Friday, July 24, 2009

Narnia: Prince Caspian adaptations


Just a short one again, I'm afraid, as I am snowed under with work at the moment.

In my conference paper, I talked a fair bit about Prince Caspian, which features the most significant references to Greek myth in the Narnia series. I won't repeat that here, since I'm hoping to publish it at some point, but I was reminded of something that I've always wondered about in the BBC adaptation.

In the book, having been introduced to the Old Narnians, Caspian joins them for a party. The Old Narnians are all the magical and mythical creatures of Narnia - talking beasts, dwarfs, centaurs and so on. (The New Narnians are human Telmarines, many of whom do not believe in the existence of the Old Narnians).

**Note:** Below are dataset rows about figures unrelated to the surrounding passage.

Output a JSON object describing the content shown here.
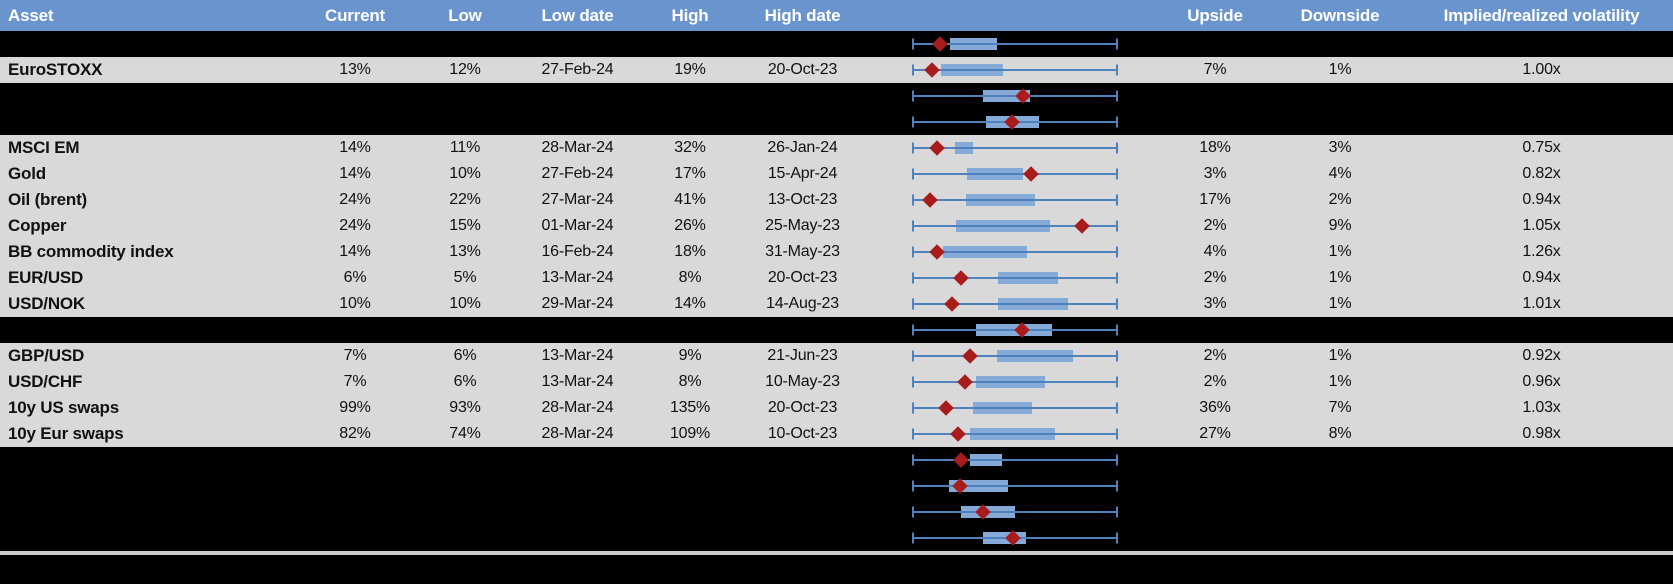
{
  "colors": {
    "header_bg": "#6a94ce",
    "header_text": "#ffffff",
    "row_bg": "#d9d9d9",
    "hidden_row_bg": "#000000",
    "whisker": "#4f81bd",
    "box": "#85aad8",
    "marker": "#a81c1c",
    "divider": "#cbcbcb",
    "background": "#000000"
  },
  "chart_data": {
    "type": "table",
    "embedded_chart_type": "boxplot-with-marker",
    "boxplot_note": "box = interquartile band, diamond = current level; positions normalized 0-1 across the whisker span (whiskers identical full-span for every row)",
    "columns": [
      "Asset",
      "Current",
      "Low",
      "Low date",
      "High",
      "High date",
      "Upside",
      "Downside",
      "Implied/realized volatility"
    ],
    "rows": [
      {
        "visible": false,
        "box": [
          0.183,
          0.411
        ],
        "marker": 0.135
      },
      {
        "visible": true,
        "label": "EuroSTOXX",
        "current": "13%",
        "low": "12%",
        "low_date": "27-Feb-24",
        "high": "19%",
        "high_date": "20-Oct-23",
        "upside": "7%",
        "downside": "1%",
        "implied_realized": "1.00x",
        "box": [
          0.143,
          0.443
        ],
        "marker": 0.099
      },
      {
        "visible": false,
        "box": [
          0.346,
          0.573
        ],
        "marker": 0.537
      },
      {
        "visible": false,
        "box": [
          0.359,
          0.618
        ],
        "marker": 0.484
      },
      {
        "visible": true,
        "label": "MSCI EM",
        "current": "14%",
        "low": "11%",
        "low_date": "28-Mar-24",
        "high": "32%",
        "high_date": "26-Jan-24",
        "upside": "18%",
        "downside": "3%",
        "implied_realized": "0.75x",
        "box": [
          0.208,
          0.297
        ],
        "marker": 0.122
      },
      {
        "visible": true,
        "label": "Gold",
        "current": "14%",
        "low": "10%",
        "low_date": "27-Feb-24",
        "high": "17%",
        "high_date": "15-Apr-24",
        "upside": "3%",
        "downside": "4%",
        "implied_realized": "0.82x",
        "box": [
          0.265,
          0.537
        ],
        "marker": 0.576
      },
      {
        "visible": true,
        "label": "Oil (brent)",
        "current": "24%",
        "low": "22%",
        "low_date": "27-Mar-24",
        "high": "41%",
        "high_date": "13-Oct-23",
        "upside": "17%",
        "downside": "2%",
        "implied_realized": "0.94x",
        "box": [
          0.261,
          0.597
        ],
        "marker": 0.086
      },
      {
        "visible": true,
        "label": "Copper",
        "current": "24%",
        "low": "15%",
        "low_date": "01-Mar-24",
        "high": "26%",
        "high_date": "25-May-23",
        "upside": "2%",
        "downside": "9%",
        "implied_realized": "1.05x",
        "box": [
          0.216,
          0.67
        ],
        "marker": 0.824
      },
      {
        "visible": true,
        "label": "BB commodity index",
        "current": "14%",
        "low": "13%",
        "low_date": "16-Feb-24",
        "high": "18%",
        "high_date": "31-May-23",
        "upside": "4%",
        "downside": "1%",
        "implied_realized": "1.26x",
        "box": [
          0.151,
          0.557
        ],
        "marker": 0.119
      },
      {
        "visible": true,
        "label": "EUR/USD",
        "current": "6%",
        "low": "5%",
        "low_date": "13-Mar-24",
        "high": "8%",
        "high_date": "20-Oct-23",
        "upside": "2%",
        "downside": "1%",
        "implied_realized": "0.94x",
        "box": [
          0.419,
          0.711
        ],
        "marker": 0.24
      },
      {
        "visible": true,
        "label": "USD/NOK",
        "current": "10%",
        "low": "10%",
        "low_date": "29-Mar-24",
        "high": "14%",
        "high_date": "14-Aug-23",
        "upside": "3%",
        "downside": "1%",
        "implied_realized": "1.01x",
        "box": [
          0.419,
          0.759
        ],
        "marker": 0.192
      },
      {
        "visible": false,
        "box": [
          0.313,
          0.679
        ],
        "marker": 0.532
      },
      {
        "visible": true,
        "label": "GBP/USD",
        "current": "7%",
        "low": "6%",
        "low_date": "13-Mar-24",
        "high": "9%",
        "high_date": "21-Jun-23",
        "upside": "2%",
        "downside": "1%",
        "implied_realized": "0.92x",
        "box": [
          0.411,
          0.784
        ],
        "marker": 0.281
      },
      {
        "visible": true,
        "label": "USD/CHF",
        "current": "7%",
        "low": "6%",
        "low_date": "13-Mar-24",
        "high": "8%",
        "high_date": "10-May-23",
        "upside": "2%",
        "downside": "1%",
        "implied_realized": "0.96x",
        "box": [
          0.313,
          0.646
        ],
        "marker": 0.257
      },
      {
        "visible": true,
        "label": "10y US swaps",
        "current": "99%",
        "low": "93%",
        "low_date": "28-Mar-24",
        "high": "135%",
        "high_date": "20-Oct-23",
        "upside": "36%",
        "downside": "7%",
        "implied_realized": "1.03x",
        "box": [
          0.294,
          0.581
        ],
        "marker": 0.163
      },
      {
        "visible": true,
        "label": "10y Eur swaps",
        "current": "82%",
        "low": "74%",
        "low_date": "28-Mar-24",
        "high": "109%",
        "high_date": "10-Oct-23",
        "upside": "27%",
        "downside": "8%",
        "implied_realized": "0.98x",
        "box": [
          0.281,
          0.695
        ],
        "marker": 0.224
      },
      {
        "visible": false,
        "box": [
          0.281,
          0.435
        ],
        "marker": 0.24
      },
      {
        "visible": false,
        "box": [
          0.18,
          0.464
        ],
        "marker": 0.232
      },
      {
        "visible": false,
        "box": [
          0.24,
          0.5
        ],
        "marker": 0.346
      },
      {
        "visible": false,
        "box": [
          0.346,
          0.552
        ],
        "marker": 0.489
      }
    ]
  }
}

The party consists of fauns, dryads, centaurs and talking animals, all dancing round a big bonfire on the Dancing Lawn. I had always imagined it to be a bit like the 'Pastoral Symphony' section of Disney's original Fantasia, all friendly fauns, Pan-pipes and greenery. In both the major adaptations of Prince Caspian, however, it looks quite different.


Ridiculously over-cute cherub - Cupid - things, from the Pastoral Symphony section of Fantasia. I'll do a post on that some day too.

Prince Caspian is probably the hardest of the Narnia Chronicles to adapt - or maybe second hardest, after The Last Battle. Both adaptations do reasonably well, and both have their flaws (yes, I do have opinions on what these are, no, I don't have time to describe them all now!).

The BBC adaptation of the Dancing Lawn scene has a very different feel to it from what I (at 6 years old!) had expected from the book. Most prominent among the attendees, other than talking animals, are human-looking characters wearing grass skirts. I assume these are supposed to be related to dryads in some way - though dryads are female and these are male. Their dark hair and grass skirts look very different to the usual pseudo-medieval European Narnian costuming, and, rather than Pan-pipes, they play a pounding, rhythmic drum beat.

The recent film adaptation (dir. Andrew Adamson, 2008) goes a different route again. Here, we have gone back to a Greek theme, but with a different feel. There isn't a party at the Dancing Lawn, but a meeting, and, in addition to the usual suspects, the attendees include minotaurs (which exist in the plural in Narnia), who were previously among the bad guys in The Lion, the Witch and the Wardrobe. The whole thing is made to feel much darker, as is the movie as a whole.

A minotaur fights with the good guys in the recent film adaptation


There are advantages to both approaches. The BBC version emphasises the wildness of the Narnians against the medieval Telmarines and, depending on taste, the party maybe feels a little more exciting with that drum beat. The film version, on the other hand, keeps the essentially Greek feel of the original, but loses all sense of joy or exhileration, in favour of concentrating more fully on military matters. I can't quite decide which I prefer - thoughts, anyone?


By the way, the image at the top of the page is the front cover of the edition of Prince Caspian I had as a child, which is still around, falling to pieces in a box somewhere under my bed in my parents' house.